3 décembre 2010 : le lendemain de l’attribution.
Libé :
https://www.liberation.fr/sports/2010/1 … 22_698143/
Mister Obama :
https://www.tf1.fr/tf1/telefoot/news/ba … 30389.html
Tiens le Conseil de l’Europe, ici en 2015, carrément ?
https://www.lefigaro.fr/sports/football … tar-747294
Mais ce qui ne va pas dans cet argument c’est… la logique interne de cet argument.

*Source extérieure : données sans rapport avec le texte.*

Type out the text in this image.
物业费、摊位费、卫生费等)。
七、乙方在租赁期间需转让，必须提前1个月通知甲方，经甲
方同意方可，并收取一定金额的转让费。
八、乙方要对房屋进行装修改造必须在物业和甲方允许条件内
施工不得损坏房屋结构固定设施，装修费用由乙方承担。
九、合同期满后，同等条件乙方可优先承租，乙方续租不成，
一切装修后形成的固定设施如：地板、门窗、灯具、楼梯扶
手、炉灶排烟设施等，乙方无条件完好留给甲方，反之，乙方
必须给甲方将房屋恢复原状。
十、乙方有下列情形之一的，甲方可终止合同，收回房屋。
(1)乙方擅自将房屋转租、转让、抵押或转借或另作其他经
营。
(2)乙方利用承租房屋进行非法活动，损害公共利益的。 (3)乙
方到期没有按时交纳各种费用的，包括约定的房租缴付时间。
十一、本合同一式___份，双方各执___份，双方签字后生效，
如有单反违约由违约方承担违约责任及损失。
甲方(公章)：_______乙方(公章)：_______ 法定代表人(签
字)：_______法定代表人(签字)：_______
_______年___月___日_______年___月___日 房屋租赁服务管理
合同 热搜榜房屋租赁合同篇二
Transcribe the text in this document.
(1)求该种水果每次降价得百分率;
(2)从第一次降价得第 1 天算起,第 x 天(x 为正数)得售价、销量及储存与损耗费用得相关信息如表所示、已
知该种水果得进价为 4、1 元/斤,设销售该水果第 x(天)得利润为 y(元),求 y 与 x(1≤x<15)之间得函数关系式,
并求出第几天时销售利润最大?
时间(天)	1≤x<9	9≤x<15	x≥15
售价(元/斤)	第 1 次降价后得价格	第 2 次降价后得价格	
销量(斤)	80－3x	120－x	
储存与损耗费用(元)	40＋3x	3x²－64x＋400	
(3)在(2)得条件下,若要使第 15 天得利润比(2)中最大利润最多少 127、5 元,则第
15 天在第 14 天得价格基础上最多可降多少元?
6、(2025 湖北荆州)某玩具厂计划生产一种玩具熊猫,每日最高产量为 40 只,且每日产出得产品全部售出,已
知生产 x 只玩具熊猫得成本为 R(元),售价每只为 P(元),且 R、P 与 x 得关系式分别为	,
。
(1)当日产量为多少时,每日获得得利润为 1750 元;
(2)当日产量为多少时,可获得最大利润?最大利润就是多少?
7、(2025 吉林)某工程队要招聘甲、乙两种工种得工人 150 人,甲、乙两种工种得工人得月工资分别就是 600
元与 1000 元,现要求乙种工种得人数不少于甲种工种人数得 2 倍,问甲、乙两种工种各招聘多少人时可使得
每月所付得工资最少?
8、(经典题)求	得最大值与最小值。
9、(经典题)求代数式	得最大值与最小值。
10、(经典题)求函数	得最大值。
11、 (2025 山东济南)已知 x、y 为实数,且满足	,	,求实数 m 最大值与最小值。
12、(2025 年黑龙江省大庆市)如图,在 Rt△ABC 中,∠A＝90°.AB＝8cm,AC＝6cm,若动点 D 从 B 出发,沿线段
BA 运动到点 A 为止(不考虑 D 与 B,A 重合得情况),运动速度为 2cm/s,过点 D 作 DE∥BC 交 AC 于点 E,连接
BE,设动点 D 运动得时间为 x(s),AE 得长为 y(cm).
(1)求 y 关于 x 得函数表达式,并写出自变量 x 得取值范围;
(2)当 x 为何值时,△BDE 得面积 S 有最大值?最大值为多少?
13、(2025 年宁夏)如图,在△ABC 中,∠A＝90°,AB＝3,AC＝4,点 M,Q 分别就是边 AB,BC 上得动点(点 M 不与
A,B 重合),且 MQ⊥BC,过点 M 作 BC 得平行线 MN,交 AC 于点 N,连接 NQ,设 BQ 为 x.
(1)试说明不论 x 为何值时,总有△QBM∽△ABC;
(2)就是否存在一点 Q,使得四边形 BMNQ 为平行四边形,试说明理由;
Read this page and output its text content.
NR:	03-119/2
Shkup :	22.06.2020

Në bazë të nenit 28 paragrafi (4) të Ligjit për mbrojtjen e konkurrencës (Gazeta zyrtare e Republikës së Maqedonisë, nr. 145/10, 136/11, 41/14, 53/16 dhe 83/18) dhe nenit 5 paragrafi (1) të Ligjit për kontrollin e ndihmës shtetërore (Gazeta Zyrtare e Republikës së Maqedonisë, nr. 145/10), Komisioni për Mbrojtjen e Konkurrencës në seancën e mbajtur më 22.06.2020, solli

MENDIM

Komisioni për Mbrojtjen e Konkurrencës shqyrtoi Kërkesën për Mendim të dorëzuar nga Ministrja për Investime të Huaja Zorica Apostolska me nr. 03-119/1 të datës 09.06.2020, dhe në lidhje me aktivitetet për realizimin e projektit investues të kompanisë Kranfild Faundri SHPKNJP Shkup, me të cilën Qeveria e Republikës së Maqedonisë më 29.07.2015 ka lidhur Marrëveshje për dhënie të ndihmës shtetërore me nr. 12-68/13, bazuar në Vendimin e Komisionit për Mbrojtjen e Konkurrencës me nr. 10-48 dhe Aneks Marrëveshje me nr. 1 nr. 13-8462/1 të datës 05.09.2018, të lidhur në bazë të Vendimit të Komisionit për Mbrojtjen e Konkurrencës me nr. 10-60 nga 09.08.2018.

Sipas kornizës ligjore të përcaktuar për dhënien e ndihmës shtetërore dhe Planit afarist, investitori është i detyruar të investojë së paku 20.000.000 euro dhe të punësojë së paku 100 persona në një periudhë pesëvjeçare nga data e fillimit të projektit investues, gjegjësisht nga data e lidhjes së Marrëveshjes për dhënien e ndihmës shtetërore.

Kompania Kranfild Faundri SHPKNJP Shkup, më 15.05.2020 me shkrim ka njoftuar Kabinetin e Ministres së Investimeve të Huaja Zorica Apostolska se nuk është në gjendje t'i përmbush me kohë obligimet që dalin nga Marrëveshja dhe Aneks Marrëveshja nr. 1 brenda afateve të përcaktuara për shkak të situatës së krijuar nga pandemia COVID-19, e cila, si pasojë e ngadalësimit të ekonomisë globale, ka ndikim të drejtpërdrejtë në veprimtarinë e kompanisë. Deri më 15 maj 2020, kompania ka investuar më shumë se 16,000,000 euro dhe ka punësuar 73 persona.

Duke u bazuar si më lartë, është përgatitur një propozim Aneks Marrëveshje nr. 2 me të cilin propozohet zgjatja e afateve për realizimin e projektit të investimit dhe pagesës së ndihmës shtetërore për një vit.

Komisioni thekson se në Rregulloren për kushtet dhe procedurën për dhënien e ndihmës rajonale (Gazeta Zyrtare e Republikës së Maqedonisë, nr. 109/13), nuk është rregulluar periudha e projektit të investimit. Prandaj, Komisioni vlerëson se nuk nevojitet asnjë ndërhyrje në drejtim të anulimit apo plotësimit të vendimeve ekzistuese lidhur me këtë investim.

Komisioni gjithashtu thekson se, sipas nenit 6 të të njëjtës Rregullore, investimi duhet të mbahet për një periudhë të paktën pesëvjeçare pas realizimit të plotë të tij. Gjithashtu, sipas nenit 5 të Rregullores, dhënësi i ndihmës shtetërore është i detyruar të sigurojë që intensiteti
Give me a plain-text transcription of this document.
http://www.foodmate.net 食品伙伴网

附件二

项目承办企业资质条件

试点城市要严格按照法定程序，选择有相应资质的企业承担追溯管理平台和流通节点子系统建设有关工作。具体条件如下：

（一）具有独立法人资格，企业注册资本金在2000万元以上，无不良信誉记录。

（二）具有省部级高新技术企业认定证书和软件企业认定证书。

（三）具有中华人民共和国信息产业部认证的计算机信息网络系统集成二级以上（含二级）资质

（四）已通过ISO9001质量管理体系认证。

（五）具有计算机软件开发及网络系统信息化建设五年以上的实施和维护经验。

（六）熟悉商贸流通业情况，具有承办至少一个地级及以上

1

Parce qu’il serait “trop tard” pour dénoncer un crime, il ne faudrait pas le dénoncer ? Et ici, même si le crime en question a déjà été commis (écocide sans précédent, meurtre de milliers d’ouvriers, conditions d’esclavagisme, corruption avérée), on peut tout au moins faire en sorte qu’il ne se reproduise pas ? Quel meilleur moyen que de ne pas donner son aval, sa validation, en refusant de regarder un spectacle morbide ? C’est de la prévention, c’est le sens d’un boycott : on ne veut plus de cela.
Argument teubé n°2 : Alors il fallait boycotter aussi la Coupe du Monde en 2018, en Russie, en 1978, en Argentine
Cet argument est hélas très répandu, à rentrer dans la catégorie “appel à la tradition”, avec un petit bonus “homme de paille raciste” : “on a déjà fait ça par le passé, pourquoi se plaindre aujourd’hui, parce que c’est des arabes ?”
Cet argument serait valable si les deux événements se déroulaient dans la même temporalité : imaginez si la CDM dans l’Argentine de Videla devait commencer en novembre 2022, et que dire d’une Coupe du Monde qui débuterait dans deux mois en Russie ? C’est inimaginable, n’est-ce pas ?
errare humanum est, perseverare diabolicum
Oui, l’erreur est humaine. Dans le passé (et parfois aujourd’hui) : guerre, torture, sexisme, violence. Rien n’oblige à persévérer dans ces comportements indignes. Nous sommes dans une période où les paroles se libèrent. Dans certaines sociétés, les homos peuvent marcher dans la rue. Même certains joueurs noirs n’entendent pas de cris de singe à chaque fois qu’ils entrent dans un stade. Ce qu’on a pas fait par le passé, on peut le faire aujourd’hui. Et même on a de moins en moins d’excuses pour ne pas le faire.
Messieurs, c’est vous qui passez le balai désormais.
Les erreurs du passé n’excusent pas les erreurs à venir.
Là encore, dans cet
argument teubé n°2 (fallacieux dans sa logique comme on vient de le voir), les prémisses ne vont pas. L’Argentine, la Russie, étaient des pays de football au moment de l’attribution. Quand un pays organise la Coupe du Monde, c’est aussi son apport culturel au football qu’on scrute. Que signifie le football dans la culture Qatari ? Réponse : l’argent, le soft-power. C’est tout. C’est triste. Et puis, ce n’est pas simplement une question de popularité, mais aussi de logistique. Cette Coupe du Monde est le symbole de toutes les dérives du football, celles qu’on ne veut plus voir, à moins de souffrir d’anesthésie affective et de discordances cognitives sévères.
Je complèterai cette liste des “arguments teubés” à l’avenir, je sais qu’il y en a encore pas mal, bien sûr si vous voulez compléter ne vous gênez pas.